I – La grâce de Dieu s’est manifestée par le Salut de tous les hommes
a – le don de Dieu que nous avons gâché
Saint Paul s’adresse à Tite, Tite, c’est le disciple. Il faut que saint Paul lui enseigne l’essentiel de la foi. « La grâce de Dieu s’est manifestée pour le Salut de tous les hommes ». Dieu nous aime… Dieu nous aime ! Chacun de nous, qui sommes ici, nous sommes une merveille aux yeux du Seigneur. Nous avons une valeur immense. Chacun de nous est une perle. Et nous sommes des perles qui avons reçu un cadeau, c’est d’être semblables, ressemblants à Dieu Lui-même. Et pour être dans cette ressemblance, Dieu nous a fait cadeau de la capacité d’aimer. Et pour pouvoir aimer, Il nous a fait aussi le cadeau qui est corollaire, Il nous a donné la liberté.
Et vous savez ce qui se passe quand on a la liberté ? Eh bien il arrive qu’au lieu de se concentrer sur le service de la joie et du bonheur des autres, ce qui est l’essentiel de l’amour, on se concentre sur notre nombril. Et du coup, on choisit l’égoïsme. Notre égoïsme met en échec le projet de Dieu. Parce que Dieu veut nous laisser vraiment la capacité d’aimer en vérité. Le projet de Dieu pour nous, c’est notre joie, c’est notre bonheur. Vous le savez… C’est d’ailleurs quasiment les premiers mots de Jésus. Évangile selon saint Matthieu, chapitre 5 : “Heureux… Heureux les pauvres, heureux les cœurs purs, heureux ceux qui pleurent, heureux les persécutés…” Le projet de Dieu pour nous, c’est la joie. Et tout cela est mis en échec à cause de notre égoïsme.

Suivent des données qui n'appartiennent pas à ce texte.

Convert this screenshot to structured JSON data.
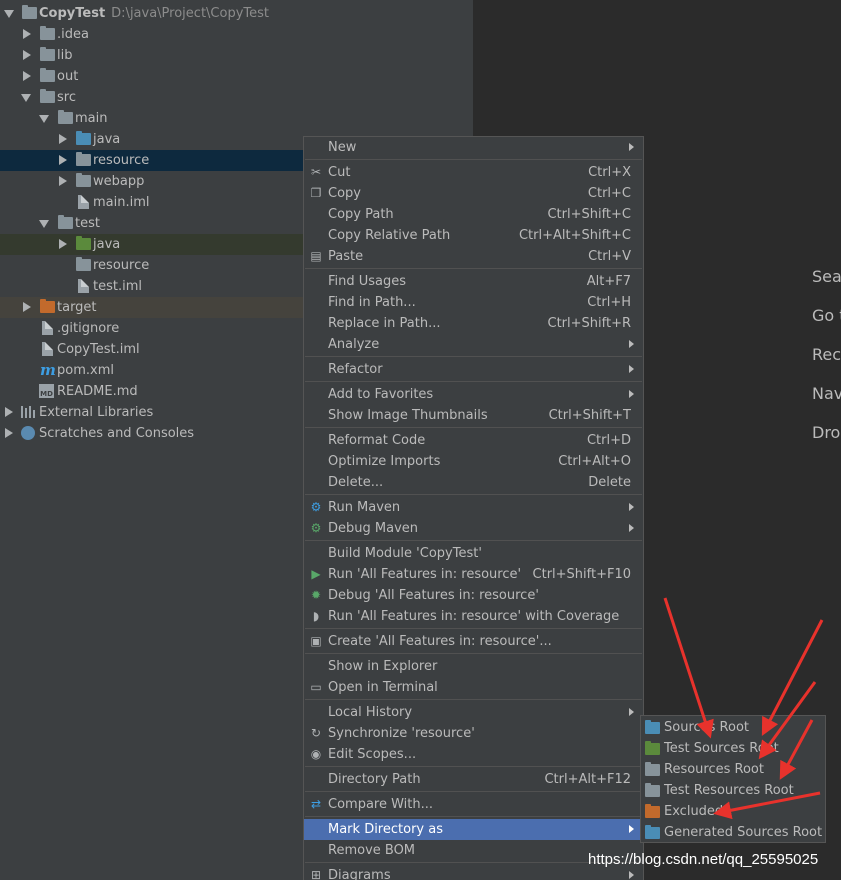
{
  "tree": {
    "project_name": "CopyTest",
    "project_path": "D:\\java\\Project\\CopyTest",
    "items": [
      {
        "label": ".idea"
      },
      {
        "label": "lib"
      },
      {
        "label": "out"
      },
      {
        "label": "src"
      },
      {
        "label": "main"
      },
      {
        "label": "java"
      },
      {
        "label": "resource"
      },
      {
        "label": "webapp"
      },
      {
        "label": "main.iml"
      },
      {
        "label": "test"
      },
      {
        "label": "java"
      },
      {
        "label": "resource"
      },
      {
        "label": "test.iml"
      },
      {
        "label": "target"
      },
      {
        "label": ".gitignore"
      },
      {
        "label": "CopyTest.iml"
      },
      {
        "label": "pom.xml"
      },
      {
        "label": "README.md"
      },
      {
        "label": "External Libraries"
      },
      {
        "label": "Scratches and Consoles"
      }
    ]
  },
  "menu": {
    "items": [
      {
        "label": "New",
        "shortcut": ""
      },
      {
        "label": "Cut",
        "shortcut": "Ctrl+X"
      },
      {
        "label": "Copy",
        "shortcut": "Ctrl+C"
      },
      {
        "label": "Copy Path",
        "shortcut": "Ctrl+Shift+C"
      },
      {
        "label": "Copy Relative Path",
        "shortcut": "Ctrl+Alt+Shift+C"
      },
      {
        "label": "Paste",
        "shortcut": "Ctrl+V"
      },
      {
        "label": "Find Usages",
        "shortcut": "Alt+F7"
      },
      {
        "label": "Find in Path...",
        "shortcut": "Ctrl+H"
      },
      {
        "label": "Replace in Path...",
        "shortcut": "Ctrl+Shift+R"
      },
      {
        "label": "Analyze",
        "shortcut": ""
      },
      {
        "label": "Refactor",
        "shortcut": ""
      },
      {
        "label": "Add to Favorites",
        "shortcut": ""
      },
      {
        "label": "Show Image Thumbnails",
        "shortcut": "Ctrl+Shift+T"
      },
      {
        "label": "Reformat Code",
        "shortcut": "Ctrl+D"
      },
      {
        "label": "Optimize Imports",
        "shortcut": "Ctrl+Alt+O"
      },
      {
        "label": "Delete...",
        "shortcut": "Delete"
      },
      {
        "label": "Run Maven",
        "shortcut": ""
      },
      {
        "label": "Debug Maven",
        "shortcut": ""
      },
      {
        "label": "Build Module 'CopyTest'",
        "shortcut": ""
      },
      {
        "label": "Run 'All Features in: resource'",
        "shortcut": "Ctrl+Shift+F10"
      },
      {
        "label": "Debug 'All Features in: resource'",
        "shortcut": ""
      },
      {
        "label": "Run 'All Features in: resource' with Coverage",
        "shortcut": ""
      },
      {
        "label": "Create 'All Features in: resource'...",
        "shortcut": ""
      },
      {
        "label": "Show in Explorer",
        "shortcut": ""
      },
      {
        "label": "Open in Terminal",
        "shortcut": ""
      },
      {
        "label": "Local History",
        "shortcut": ""
      },
      {
        "label": "Synchronize 'resource'",
        "shortcut": ""
      },
      {
        "label": "Edit Scopes...",
        "shortcut": ""
      },
      {
        "label": "Directory Path",
        "shortcut": "Ctrl+Alt+F12"
      },
      {
        "label": "Compare With...",
        "shortcut": ""
      },
      {
        "label": "Mark Directory as",
        "shortcut": ""
      },
      {
        "label": "Remove BOM",
        "shortcut": ""
      },
      {
        "label": "Diagrams",
        "shortcut": ""
      }
    ]
  },
  "submenu": {
    "items": [
      {
        "label": "Sources Root",
        "icon": "sources-root-folder-icon",
        "color": "#4a8db5"
      },
      {
        "label": "Test Sources Root",
        "icon": "test-sources-root-folder-icon",
        "color": "#5b8a3c"
      },
      {
        "label": "Resources Root",
        "icon": "resources-root-folder-icon",
        "color": "#87939a"
      },
      {
        "label": "Test Resources Root",
        "icon": "test-resources-root-folder-icon",
        "color": "#87939a"
      },
      {
        "label": "Excluded",
        "icon": "excluded-folder-icon",
        "color": "#c26a2c"
      },
      {
        "label": "Generated Sources Root",
        "icon": "generated-sources-root-folder-icon",
        "color": "#4a8db5"
      }
    ]
  },
  "welcome": {
    "items": [
      "Search Everywhere",
      "Go to File",
      "Recent Files",
      "Navigation Bar",
      "Drop files here to open"
    ]
  },
  "watermark": "https://blog.csdn.net/qq_25595025",
  "colors": {
    "tree_bg": "#3c3f41",
    "editor_bg": "#2b2b2b",
    "highlight": "#4b6eaf",
    "annotation_arrow": "#e8322c"
  }
}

b – Mais Dieu ne se lasse pas de nous sauver
Mais Dieu ne nous laisse pas tomber. « La grâce de Dieu s’est manifestée pour le salut de tous les hommes ». Dieu veut nous sauver. Et Il en a envoyé des messagers, des prophètes, qui sont venus rappeler la vérité de Dieu, son unité, la place qu’Il veut prendre : celle de père, celle de fiancé, celle de berger… Et tous ces prophètes, nous les avons écoutés couci-couça.
Et en ces temps qui sont les derniers, Dieu est venu Lui-même. Jésus, Fils de Dieu. Il vient pour être Dieu avec nous. Pour être membre de notre famille. Pour nous dévoiler ou nous révéler le chemin de la ressemblance. Comment retrouver cette ressemblance avec Dieu qui nous a été donnée dès l’origine ?
Alors saint Paul continue à enseigner Tite :
Cette grâce, ce cadeau de Dieu, cette visitation de Dieu parmi son peuple nous apprend à renoncer à l’impiété et aux convoitises de ce monde. « Renoncez à l’impiété ». C’est un terme que l’on n’utilise pas beaucoup, la piété. Qu’est-ce que c’est, la piété ? La piété, c’est le fait de se reconnaître fils, enfant dépendant ! Il y a une piété filiale lorsque je reconnais mon père et ma mère comme ceux qui m’ont fait. Et je dépends d’eux. Et cette piété filiale se traduit par le commandement : « Honore ton père et ta mère ». Et puis il y a une piété divine, ce rapport que nous avons à Dieu, de reconnaître que nous dépendons de Lui. Accepter de ne pas être notre propre maître. En renonçant à l’impiété, nous acceptons de faire ce que fait le Christ : se reconnaître absolument dépendant du Père. Et nous renonçons au choix qu’avaient fait Adam et Eve, de se dire : “Je vais me débrouiller par moi-même. Je n’ai pas besoin de Dieu”.
« La grâce de Dieu s’est manifestée pour le Salut de tous les hommes ». Si Dieu vient comme un petit enfant, qui dépend absolument de son père Joseph, de sa mère Marie, c’est pour nous enseigner ce chemin de la petitesse et de la dépendance.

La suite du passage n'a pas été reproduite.